Há 83 anos, morria o militante anarquista Mário Castelhano, importante nome da resistência sindical portuguesa ao salazarismo
Igor Natusch
Um dos mais significativos nomes do anarquismo português durante os anos de ditadura, o sindicalista Mário Castelhano teve uma morte infame, nas masmorras do campo de concentração do Tarrafal, em Cabo Verde. Falecido em 12 de outubro de 1940, ele foi uma das cerca de quarenta vítimas oficiais das condições desumanas da carceragem, destinada aos opositores políticos do ditador António de Oliveira Salazar. A morte, porém, nada fez para apagar a história de uma importante figura nas lutas sindicais e políticas da primeira metade do século XX.
Nascido em Lisboa, em 1896, Castelhano começou a trabalhar aos 14 anos, como funcionário da Companhia Portuguesa dos Caminhos-de-Ferro. Seu envolvimento com o anarco-sindicalismo iniciou logo depois, ganhando força a partir de 1920 – quando, após participar da organização de uma greve, foi demitido e optou por assumir funções administrativas em entidades ligadas à Confederação Geral do Trabalho (CGT). Não demorou para que ocupasse cargos de maior destaque, em especial após o golpe de estado de 28 de maio de 1926 em Portugal. Nesse momento, tornou-se secretário-geral da CGT, além de chefe de redação do periódico A Batalha – uma forma de aproveitar experiências anteriores, quando dirigiu os jornais O Ferroviário e O Rápido, ligados à Federação Ferroviária.

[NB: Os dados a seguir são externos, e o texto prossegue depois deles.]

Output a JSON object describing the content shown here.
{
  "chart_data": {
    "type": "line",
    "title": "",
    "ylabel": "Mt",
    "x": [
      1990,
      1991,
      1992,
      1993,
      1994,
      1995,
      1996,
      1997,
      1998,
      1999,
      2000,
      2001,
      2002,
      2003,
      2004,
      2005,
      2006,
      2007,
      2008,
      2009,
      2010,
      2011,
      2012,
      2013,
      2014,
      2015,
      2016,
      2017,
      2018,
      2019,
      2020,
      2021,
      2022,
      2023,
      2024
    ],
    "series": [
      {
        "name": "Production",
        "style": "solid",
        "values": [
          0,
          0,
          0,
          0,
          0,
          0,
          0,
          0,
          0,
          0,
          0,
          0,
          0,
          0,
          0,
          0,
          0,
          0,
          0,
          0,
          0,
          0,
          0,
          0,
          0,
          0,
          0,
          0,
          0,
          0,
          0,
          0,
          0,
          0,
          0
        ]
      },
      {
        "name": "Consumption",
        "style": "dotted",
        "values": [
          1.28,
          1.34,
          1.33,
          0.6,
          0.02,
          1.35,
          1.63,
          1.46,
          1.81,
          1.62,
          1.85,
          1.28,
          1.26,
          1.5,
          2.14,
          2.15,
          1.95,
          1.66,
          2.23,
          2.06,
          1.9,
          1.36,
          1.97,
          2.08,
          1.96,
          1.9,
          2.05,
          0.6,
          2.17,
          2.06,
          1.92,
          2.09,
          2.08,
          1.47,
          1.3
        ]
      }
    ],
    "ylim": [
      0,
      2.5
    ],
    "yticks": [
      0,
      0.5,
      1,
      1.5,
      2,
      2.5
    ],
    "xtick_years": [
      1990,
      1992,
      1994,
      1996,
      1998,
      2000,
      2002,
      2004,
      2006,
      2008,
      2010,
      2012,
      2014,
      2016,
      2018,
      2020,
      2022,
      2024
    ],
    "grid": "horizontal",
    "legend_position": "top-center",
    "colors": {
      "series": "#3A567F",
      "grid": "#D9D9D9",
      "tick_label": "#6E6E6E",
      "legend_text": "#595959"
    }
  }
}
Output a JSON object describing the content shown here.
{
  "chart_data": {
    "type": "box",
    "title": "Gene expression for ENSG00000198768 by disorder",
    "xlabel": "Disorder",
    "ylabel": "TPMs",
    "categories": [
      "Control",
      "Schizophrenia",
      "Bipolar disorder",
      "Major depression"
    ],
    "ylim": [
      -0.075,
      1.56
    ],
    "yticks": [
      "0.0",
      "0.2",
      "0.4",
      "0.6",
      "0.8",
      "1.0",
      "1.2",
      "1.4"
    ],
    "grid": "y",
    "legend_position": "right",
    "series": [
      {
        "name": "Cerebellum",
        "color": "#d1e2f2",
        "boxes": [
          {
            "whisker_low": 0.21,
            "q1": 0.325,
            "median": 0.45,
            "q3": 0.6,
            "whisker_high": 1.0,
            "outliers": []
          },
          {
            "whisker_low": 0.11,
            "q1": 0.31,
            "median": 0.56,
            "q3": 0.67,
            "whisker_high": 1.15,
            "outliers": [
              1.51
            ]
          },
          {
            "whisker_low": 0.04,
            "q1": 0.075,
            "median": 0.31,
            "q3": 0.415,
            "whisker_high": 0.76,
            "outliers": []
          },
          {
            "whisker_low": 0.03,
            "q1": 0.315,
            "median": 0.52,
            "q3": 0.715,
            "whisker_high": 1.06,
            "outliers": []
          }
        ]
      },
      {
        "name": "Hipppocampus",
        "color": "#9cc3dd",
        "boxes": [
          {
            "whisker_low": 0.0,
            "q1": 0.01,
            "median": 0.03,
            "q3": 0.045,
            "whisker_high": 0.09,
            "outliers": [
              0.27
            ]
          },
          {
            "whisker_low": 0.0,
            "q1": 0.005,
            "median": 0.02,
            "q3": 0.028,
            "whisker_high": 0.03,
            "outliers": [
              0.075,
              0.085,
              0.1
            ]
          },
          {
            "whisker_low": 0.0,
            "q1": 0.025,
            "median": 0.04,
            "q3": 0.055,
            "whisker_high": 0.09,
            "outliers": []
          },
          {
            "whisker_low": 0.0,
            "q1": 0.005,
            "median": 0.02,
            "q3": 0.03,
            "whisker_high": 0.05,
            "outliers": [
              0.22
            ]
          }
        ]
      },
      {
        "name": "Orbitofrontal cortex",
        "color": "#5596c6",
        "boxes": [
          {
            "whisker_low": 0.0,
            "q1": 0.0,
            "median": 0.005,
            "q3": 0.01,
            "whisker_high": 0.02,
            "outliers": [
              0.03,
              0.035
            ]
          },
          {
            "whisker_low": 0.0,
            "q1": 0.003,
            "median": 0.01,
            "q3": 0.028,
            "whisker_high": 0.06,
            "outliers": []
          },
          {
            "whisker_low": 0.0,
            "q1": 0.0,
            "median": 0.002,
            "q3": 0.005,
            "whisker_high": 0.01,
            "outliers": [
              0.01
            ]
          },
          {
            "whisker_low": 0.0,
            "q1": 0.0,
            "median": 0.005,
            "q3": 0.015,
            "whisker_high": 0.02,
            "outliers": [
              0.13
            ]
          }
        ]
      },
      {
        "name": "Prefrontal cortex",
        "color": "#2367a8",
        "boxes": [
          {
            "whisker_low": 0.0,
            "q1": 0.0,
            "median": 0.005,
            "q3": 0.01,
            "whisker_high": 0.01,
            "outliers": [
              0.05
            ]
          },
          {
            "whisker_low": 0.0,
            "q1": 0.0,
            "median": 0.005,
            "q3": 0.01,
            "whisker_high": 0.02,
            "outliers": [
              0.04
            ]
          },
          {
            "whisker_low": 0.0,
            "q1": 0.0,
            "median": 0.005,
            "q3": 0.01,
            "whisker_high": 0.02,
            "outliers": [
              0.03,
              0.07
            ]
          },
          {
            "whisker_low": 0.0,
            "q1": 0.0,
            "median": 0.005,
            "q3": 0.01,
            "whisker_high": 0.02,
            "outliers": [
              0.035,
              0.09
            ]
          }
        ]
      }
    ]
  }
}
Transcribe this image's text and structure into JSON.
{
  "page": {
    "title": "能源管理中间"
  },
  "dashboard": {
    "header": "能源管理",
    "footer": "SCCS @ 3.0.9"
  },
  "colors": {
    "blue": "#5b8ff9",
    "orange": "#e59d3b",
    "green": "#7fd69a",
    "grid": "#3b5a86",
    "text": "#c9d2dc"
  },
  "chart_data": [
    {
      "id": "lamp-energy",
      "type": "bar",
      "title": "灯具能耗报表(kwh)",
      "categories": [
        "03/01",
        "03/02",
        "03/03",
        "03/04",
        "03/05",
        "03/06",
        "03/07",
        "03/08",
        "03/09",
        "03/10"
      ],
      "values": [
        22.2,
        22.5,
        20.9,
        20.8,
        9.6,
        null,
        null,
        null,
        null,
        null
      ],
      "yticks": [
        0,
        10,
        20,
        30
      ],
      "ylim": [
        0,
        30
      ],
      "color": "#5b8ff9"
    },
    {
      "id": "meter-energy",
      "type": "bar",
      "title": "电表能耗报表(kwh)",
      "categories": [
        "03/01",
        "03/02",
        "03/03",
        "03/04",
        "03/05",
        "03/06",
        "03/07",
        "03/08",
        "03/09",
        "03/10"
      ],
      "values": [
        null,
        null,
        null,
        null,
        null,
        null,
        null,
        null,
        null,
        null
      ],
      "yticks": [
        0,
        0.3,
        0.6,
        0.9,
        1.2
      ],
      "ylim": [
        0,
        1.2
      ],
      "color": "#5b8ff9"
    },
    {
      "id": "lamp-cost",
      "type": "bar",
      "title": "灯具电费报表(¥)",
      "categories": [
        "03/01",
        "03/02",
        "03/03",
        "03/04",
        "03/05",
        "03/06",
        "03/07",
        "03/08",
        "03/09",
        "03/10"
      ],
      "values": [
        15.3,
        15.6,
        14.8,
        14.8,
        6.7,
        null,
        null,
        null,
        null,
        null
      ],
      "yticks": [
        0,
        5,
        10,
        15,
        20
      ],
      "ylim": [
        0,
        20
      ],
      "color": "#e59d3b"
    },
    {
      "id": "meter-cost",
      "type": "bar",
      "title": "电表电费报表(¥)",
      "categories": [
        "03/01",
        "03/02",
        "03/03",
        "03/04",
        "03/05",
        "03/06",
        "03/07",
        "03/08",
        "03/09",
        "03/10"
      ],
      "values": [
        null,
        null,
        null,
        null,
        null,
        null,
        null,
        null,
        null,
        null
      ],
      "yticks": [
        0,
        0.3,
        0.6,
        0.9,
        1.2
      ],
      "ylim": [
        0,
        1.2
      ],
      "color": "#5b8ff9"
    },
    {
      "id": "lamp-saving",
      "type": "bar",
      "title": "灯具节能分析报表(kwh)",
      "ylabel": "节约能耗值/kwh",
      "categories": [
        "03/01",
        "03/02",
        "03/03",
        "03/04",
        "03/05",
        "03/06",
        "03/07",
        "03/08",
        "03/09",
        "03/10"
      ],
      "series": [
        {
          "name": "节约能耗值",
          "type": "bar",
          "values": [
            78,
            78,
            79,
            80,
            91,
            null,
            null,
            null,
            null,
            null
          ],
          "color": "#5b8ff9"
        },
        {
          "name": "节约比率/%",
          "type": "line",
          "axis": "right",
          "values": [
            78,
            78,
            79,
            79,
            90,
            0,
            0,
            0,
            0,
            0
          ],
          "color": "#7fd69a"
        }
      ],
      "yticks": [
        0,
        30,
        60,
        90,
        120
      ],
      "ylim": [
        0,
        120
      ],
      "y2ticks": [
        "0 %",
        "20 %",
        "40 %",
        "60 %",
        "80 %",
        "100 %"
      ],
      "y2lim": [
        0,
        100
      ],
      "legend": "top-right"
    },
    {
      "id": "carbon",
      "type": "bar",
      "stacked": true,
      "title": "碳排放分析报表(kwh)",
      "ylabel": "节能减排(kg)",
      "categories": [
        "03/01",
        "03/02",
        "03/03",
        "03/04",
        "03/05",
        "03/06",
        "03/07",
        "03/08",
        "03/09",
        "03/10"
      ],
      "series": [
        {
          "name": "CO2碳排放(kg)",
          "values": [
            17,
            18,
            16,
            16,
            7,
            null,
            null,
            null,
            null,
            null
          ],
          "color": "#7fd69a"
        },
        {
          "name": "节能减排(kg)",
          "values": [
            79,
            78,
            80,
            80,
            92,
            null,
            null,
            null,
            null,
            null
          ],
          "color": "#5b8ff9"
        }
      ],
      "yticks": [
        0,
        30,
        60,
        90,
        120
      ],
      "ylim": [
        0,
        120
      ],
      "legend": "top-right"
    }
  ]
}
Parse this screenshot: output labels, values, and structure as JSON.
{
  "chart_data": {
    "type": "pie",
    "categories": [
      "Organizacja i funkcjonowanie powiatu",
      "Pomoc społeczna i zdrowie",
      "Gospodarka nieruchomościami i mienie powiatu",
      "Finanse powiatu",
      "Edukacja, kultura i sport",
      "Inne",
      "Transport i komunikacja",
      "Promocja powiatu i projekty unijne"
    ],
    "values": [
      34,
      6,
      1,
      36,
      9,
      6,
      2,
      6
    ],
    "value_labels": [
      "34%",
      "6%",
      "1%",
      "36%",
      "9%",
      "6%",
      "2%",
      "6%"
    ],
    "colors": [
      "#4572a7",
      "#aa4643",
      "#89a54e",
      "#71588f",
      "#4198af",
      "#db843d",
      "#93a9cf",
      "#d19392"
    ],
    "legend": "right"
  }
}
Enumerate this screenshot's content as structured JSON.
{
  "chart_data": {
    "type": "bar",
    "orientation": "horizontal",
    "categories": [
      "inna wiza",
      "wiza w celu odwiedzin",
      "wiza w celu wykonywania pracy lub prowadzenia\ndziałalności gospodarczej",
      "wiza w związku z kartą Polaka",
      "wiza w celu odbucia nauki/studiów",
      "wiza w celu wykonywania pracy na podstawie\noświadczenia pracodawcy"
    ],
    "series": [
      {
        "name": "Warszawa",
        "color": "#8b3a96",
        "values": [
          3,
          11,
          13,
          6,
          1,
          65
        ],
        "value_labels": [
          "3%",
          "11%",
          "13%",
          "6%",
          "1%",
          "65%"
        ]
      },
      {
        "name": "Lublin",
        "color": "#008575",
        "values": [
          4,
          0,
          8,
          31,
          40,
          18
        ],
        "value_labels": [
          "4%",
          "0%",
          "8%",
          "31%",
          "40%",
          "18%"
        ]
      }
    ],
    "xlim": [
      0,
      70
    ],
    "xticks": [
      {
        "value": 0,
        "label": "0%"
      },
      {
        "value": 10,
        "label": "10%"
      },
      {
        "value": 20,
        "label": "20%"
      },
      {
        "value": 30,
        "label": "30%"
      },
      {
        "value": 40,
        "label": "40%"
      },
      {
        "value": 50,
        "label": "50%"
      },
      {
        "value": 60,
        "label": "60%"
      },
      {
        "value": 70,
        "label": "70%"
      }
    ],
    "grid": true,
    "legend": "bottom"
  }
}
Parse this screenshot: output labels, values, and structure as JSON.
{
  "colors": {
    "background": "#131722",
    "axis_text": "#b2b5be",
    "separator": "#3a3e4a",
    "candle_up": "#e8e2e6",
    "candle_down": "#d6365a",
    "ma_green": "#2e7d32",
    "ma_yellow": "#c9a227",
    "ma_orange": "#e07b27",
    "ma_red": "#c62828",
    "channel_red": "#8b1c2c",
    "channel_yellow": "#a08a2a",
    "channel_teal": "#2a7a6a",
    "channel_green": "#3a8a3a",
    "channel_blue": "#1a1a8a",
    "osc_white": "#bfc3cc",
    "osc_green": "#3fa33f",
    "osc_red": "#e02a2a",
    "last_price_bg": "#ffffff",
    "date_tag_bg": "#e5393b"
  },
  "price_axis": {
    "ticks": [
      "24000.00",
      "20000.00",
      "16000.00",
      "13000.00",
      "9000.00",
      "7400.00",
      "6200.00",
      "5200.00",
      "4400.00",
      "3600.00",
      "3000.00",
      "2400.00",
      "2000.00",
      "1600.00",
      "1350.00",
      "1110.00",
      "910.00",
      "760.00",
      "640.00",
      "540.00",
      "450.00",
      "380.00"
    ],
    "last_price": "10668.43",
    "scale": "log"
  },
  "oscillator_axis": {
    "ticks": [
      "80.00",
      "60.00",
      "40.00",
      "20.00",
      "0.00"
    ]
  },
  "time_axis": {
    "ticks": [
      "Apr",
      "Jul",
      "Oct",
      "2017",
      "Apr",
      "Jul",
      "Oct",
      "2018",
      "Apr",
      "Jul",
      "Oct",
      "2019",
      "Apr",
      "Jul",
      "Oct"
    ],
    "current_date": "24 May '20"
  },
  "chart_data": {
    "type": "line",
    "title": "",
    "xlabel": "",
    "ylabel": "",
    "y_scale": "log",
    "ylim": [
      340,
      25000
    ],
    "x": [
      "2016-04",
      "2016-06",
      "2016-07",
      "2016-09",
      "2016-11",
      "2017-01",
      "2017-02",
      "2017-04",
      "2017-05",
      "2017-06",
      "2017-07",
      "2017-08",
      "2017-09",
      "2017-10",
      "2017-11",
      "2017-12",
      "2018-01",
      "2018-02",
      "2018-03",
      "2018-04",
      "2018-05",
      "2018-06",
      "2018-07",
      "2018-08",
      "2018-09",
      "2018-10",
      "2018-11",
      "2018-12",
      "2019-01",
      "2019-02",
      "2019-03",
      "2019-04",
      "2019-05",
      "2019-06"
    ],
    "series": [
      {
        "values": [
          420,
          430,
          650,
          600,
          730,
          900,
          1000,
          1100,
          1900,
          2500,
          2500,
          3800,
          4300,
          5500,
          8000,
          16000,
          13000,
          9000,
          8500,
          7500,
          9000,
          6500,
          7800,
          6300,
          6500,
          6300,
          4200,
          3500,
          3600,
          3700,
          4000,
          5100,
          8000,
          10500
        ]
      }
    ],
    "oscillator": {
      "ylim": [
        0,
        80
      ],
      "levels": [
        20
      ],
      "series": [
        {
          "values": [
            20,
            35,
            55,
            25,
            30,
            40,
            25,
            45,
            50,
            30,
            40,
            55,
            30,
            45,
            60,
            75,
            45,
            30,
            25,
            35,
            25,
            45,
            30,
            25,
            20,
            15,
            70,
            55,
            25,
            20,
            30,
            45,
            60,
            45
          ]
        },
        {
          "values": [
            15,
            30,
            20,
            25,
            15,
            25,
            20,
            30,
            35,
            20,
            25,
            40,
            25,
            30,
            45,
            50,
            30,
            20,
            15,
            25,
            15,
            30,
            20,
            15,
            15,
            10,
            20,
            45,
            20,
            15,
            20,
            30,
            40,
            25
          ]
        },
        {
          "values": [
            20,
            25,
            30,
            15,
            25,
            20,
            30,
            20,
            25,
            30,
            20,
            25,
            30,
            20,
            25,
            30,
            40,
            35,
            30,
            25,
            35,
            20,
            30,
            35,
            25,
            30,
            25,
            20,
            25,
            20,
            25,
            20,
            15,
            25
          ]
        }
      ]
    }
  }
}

Após a revolta de fevereiro de 1927, que tentou sem sucesso derrubar a ditadura militar que se consolidava, a perseguição ao sindicalismo português tornou-se mais dura e cruel, o que lançou a CGT na ilegalidade. Em outubro daquele ano, o sindicalista acabou preso e deportado para Angola, onde viveu durante dois anos. Mais tarde, foi para os Açores e para a Ilha da Madeira, onde participou, em abril de 1931, da revolta dos deportados contra o governo local. Após o fim da revolta, reprimida pelos militares, retornou clandestinamente a Portugal, onde reassumiu o secretariado do CGT, que seguia ativo na clandestinidade.
Ao lado da esposa, a professora e militante anarquista Lucinda Duarte, e da família, Castelhano chegou a viver escondido em um moinho, onde tinha sido instalada uma tipografia clandestina da CGT. Após a decisão do Estado Novo português de impor aos sindicatos o modelo vertical fascista, consolidada na Constituição de 1933, um grupo de anarquistas e comunistas organiza o movimento grevista e insurrecional de 18 de janeiro de 1934. Castelhano, um dos principais organizadores, acabou preso pelos salazaristas três dias antes do levante, sendo condenado pelo Tribunal Especial Militar a 16 anos de degredo.
Após um período na Fortaleza de S. João Baptista, em Angra do Heroísmo, acabou conduzido ao campo de concentração do Tarrafal, conhecido entre opositores de Salazar como “campo da morte lenta”, por motivos óbvios. Conta-se que, em setembro de 1940, Castelhano teve papel importante no enfrentamento de uma epidemia dentro da prisão, atuando de forma a garantir água potável e o mínimo de cuidado em meio às condições insalubres e diante do descaso da administração. Infelizmente, ele próprio ficou doente em seguida e, sofrendo de fortes dores no estômago, acabou morrendo dias depois.
Hoje, Mário Castelhano é visto como um dos heróis do anarquismo português. Seu livro “Quatro anos de deportação” foi editado pela primeira vez em 1975, e recebeu a condecoração póstuma de Grande-Oficial da Ordem da Liberdade, em junho de 1980.